Systemic Inflammatory Response Syndrome (SIRS)
Systemic Inflammatory Response Syndrome (SIRS) is defined as a clinical manifestation of overexuberant acute-phase inflammation characterized by the presence of at least two of the following criteria: temperature >38°C or <36°C, heart rate >90 beats/minute, respiratory rate >20 breaths/minute or PaCO₂ <32 mmHg, and white blood cell count >12,000/μL or <4,000/μL or >10% immature forms. 1, 2
Diagnostic Criteria
SIRS is diagnosed when a patient presents with at least two of the following:
- Temperature >38°C (100.4°F) or <36°C (96.8°F)
- Heart rate >90 beats per minute
- Respiratory rate >20 breaths per minute or PaCO₂ <32 mmHg
- White blood cell count >12,000/μL or <4,000/μL or >10% immature (band) forms
Pathophysiology
SIRS represents a dysregulated host response characterized by:
- Release of pro-inflammatory cytokines (TNF-α, IL-1β, IL-6, IL-8) 2
- Activation of neuroendocrine responses (increased cortisol, adrenaline, glucagon)
- Hematopoietic changes (anemia, leukocytosis, thrombocytosis)
- Metabolic alterations (protein catabolism, negative nitrogen balance, increased lipolysis)
- Hepatic changes (increased blood flow, increased acute phase protein production) 1
Etiology
SIRS can be triggered by:
- Infectious causes: Bacterial, viral, fungal, and parasitic infections
- Non-infectious causes:
- Tissue injury: Surgery, trauma, burns, hematoma
- Vascular events: Venous thrombosis, myocardial or pulmonary infarction
- Therapy-related: Blood products, anesthetic reactions, neuroleptic malignant syndrome
- Other conditions: Pancreatitis, transplant rejection, adrenal insufficiency, thyroid storm 2
Clinical Significance
SIRS is clinically important because:
- It represents an early warning sign of potential serious illness
- The number of SIRS criteria present correlates with mortality risk 2
- It can progress to more severe conditions:
Monitoring and Management
For patients with SIRS, key management steps include:
- Regular monitoring of vital signs and organ function
- Assessment for potential sources of infection
- Early administration of broad-spectrum antibiotics (within 1 hour) if infection is suspected
- Fluid resuscitation with crystalloids (preferably Ringer's lactate) targeting near-zero fluid balance
- Source control if infection is identified (drainage of abscesses, debridement of infected tissue)

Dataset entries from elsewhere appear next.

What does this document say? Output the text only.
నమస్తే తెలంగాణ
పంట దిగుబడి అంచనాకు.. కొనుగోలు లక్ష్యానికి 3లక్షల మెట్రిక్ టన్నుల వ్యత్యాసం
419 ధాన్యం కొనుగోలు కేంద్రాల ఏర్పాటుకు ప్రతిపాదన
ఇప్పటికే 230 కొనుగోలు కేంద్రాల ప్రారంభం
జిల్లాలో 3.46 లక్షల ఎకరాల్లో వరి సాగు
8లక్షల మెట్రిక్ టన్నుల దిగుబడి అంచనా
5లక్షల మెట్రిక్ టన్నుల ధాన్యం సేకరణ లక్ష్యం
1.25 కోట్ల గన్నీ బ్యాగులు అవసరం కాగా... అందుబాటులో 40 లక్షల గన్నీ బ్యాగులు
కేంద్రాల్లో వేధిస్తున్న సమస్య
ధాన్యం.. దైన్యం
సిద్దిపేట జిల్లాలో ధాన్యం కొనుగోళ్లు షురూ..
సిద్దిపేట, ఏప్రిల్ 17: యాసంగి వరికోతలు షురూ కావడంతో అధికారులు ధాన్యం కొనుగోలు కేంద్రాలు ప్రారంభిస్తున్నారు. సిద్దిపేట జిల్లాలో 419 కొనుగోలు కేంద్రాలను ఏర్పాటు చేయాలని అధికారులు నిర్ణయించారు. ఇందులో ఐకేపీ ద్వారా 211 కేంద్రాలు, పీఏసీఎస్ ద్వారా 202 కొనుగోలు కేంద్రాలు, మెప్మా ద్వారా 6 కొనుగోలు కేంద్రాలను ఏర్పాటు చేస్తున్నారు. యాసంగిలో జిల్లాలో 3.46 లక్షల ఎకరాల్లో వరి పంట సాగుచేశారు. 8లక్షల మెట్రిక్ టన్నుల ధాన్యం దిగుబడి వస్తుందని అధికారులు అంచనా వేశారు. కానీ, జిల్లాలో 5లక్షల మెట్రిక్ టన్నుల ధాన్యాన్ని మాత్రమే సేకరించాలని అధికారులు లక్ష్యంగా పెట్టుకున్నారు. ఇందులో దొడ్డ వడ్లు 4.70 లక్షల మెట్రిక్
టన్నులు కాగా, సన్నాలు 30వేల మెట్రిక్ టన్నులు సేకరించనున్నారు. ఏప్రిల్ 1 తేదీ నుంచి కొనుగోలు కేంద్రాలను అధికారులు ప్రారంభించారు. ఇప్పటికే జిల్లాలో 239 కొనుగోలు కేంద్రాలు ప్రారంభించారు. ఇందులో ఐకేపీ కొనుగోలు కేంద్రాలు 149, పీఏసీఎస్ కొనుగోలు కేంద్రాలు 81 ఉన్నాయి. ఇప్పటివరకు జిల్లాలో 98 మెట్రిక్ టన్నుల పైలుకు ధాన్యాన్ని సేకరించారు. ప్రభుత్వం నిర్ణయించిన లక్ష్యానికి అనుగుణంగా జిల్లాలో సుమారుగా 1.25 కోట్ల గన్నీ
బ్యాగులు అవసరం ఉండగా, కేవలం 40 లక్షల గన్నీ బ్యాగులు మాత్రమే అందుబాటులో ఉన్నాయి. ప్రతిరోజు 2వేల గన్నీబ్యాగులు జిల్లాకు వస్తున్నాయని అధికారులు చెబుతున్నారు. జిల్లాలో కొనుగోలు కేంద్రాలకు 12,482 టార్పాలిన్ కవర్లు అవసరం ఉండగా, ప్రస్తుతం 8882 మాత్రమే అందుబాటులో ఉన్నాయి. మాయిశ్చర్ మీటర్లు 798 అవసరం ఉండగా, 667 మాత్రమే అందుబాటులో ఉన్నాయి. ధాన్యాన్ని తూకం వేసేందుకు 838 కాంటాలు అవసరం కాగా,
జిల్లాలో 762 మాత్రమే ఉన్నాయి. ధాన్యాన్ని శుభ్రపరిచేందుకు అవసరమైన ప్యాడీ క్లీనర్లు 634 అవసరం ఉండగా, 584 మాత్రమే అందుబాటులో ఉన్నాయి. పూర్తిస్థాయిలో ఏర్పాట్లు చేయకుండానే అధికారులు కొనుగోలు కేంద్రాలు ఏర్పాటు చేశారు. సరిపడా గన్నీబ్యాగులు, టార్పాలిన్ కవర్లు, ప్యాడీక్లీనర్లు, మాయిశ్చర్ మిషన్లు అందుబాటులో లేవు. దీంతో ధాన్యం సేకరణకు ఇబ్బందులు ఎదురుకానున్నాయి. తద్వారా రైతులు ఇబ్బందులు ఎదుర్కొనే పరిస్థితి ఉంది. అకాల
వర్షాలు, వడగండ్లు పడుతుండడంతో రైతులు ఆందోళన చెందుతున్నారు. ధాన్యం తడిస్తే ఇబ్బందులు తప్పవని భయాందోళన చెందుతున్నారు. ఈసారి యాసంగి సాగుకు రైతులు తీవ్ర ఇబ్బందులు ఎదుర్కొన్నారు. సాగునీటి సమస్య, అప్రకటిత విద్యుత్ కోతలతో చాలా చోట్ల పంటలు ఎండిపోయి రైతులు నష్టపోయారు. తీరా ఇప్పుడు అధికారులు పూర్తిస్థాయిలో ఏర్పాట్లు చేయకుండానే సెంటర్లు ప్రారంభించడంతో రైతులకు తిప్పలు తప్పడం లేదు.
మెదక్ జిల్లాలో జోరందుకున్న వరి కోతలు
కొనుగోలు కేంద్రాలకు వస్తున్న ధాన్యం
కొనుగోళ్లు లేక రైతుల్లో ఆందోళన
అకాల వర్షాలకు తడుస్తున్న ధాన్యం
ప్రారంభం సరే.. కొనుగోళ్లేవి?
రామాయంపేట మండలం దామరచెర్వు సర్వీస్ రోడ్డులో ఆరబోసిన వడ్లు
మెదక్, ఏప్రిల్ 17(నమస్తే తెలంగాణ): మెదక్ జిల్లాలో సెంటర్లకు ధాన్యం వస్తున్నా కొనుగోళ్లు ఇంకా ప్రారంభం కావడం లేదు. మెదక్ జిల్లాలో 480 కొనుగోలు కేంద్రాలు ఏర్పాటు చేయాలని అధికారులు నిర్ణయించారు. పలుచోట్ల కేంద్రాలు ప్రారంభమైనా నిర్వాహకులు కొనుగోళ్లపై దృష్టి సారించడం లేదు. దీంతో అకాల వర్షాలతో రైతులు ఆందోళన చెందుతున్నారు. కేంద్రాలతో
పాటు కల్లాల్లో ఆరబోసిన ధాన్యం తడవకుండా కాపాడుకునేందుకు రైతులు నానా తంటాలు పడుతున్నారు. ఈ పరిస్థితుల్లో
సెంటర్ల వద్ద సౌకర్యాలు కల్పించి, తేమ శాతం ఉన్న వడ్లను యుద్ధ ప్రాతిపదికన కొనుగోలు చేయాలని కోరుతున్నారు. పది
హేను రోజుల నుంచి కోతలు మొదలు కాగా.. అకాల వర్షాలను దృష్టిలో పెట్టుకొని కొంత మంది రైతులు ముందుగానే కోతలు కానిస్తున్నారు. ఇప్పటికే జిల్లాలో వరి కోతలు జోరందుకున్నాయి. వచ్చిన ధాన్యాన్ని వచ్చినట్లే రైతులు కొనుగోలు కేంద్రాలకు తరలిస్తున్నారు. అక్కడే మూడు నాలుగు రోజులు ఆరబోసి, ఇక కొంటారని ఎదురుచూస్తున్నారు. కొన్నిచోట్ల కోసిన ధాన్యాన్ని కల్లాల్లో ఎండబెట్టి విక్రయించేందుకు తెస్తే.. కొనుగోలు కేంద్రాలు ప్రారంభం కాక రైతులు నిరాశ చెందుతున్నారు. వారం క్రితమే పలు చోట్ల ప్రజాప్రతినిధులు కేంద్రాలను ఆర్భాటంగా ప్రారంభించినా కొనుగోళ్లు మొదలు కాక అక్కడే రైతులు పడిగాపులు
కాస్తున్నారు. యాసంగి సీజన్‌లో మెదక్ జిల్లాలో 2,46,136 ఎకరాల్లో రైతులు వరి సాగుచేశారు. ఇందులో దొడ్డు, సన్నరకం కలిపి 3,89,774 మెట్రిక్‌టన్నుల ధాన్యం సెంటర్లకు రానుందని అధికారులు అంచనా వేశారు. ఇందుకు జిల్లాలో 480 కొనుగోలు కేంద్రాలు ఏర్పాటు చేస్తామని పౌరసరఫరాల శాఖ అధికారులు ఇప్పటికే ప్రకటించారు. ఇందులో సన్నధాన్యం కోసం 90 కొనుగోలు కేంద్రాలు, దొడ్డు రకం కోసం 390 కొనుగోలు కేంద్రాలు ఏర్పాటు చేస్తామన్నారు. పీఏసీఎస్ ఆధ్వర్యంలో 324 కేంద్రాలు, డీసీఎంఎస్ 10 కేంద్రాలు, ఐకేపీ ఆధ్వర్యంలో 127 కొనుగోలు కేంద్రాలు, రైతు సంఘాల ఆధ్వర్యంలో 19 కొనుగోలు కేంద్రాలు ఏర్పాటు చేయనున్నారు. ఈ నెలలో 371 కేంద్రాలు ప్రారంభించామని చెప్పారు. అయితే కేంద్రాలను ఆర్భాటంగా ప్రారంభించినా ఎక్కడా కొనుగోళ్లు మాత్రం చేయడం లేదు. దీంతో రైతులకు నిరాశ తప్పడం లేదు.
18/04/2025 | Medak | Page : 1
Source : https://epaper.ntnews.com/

- Supportive care for affected organ systems 2
Special Considerations
- Elderly and immunocompromised patients may not exhibit typical SIRS responses despite serious infection 2
- In surgical patients, SIRS scores typically decrease after 24 hours of ICU resuscitation; persistent or worsening SIRS after this period correlates with higher mortality 3
- The magnitude of protein catabolism after surgery corresponds to the degree of systemic inflammatory response and impacts surgical outcomes 1
- C-reactive protein (CRP) is a useful marker to quantify the magnitude of the systemic inflammatory response 1
Pitfalls and Caveats
- SIRS criteria are highly sensitive but lack specificity
- The presence of SIRS does not necessarily indicate infection
- SIRS criteria may be affected by medications (beta-blockers can mask tachycardia)
- In surgical patients, SIRS may be overestimated in the first 24 hours due to effects of surgery, anesthesia, and initial resuscitation 3
- Patients with liver disease may have baseline abnormalities in temperature regulation and white blood cell counts that can confound SIRS criteria 2
SIRS remains a clinically relevant concept for early identification of patients at risk for adverse outcomes, though its definition has evolved over time as our understanding of the inflammatory response has improved.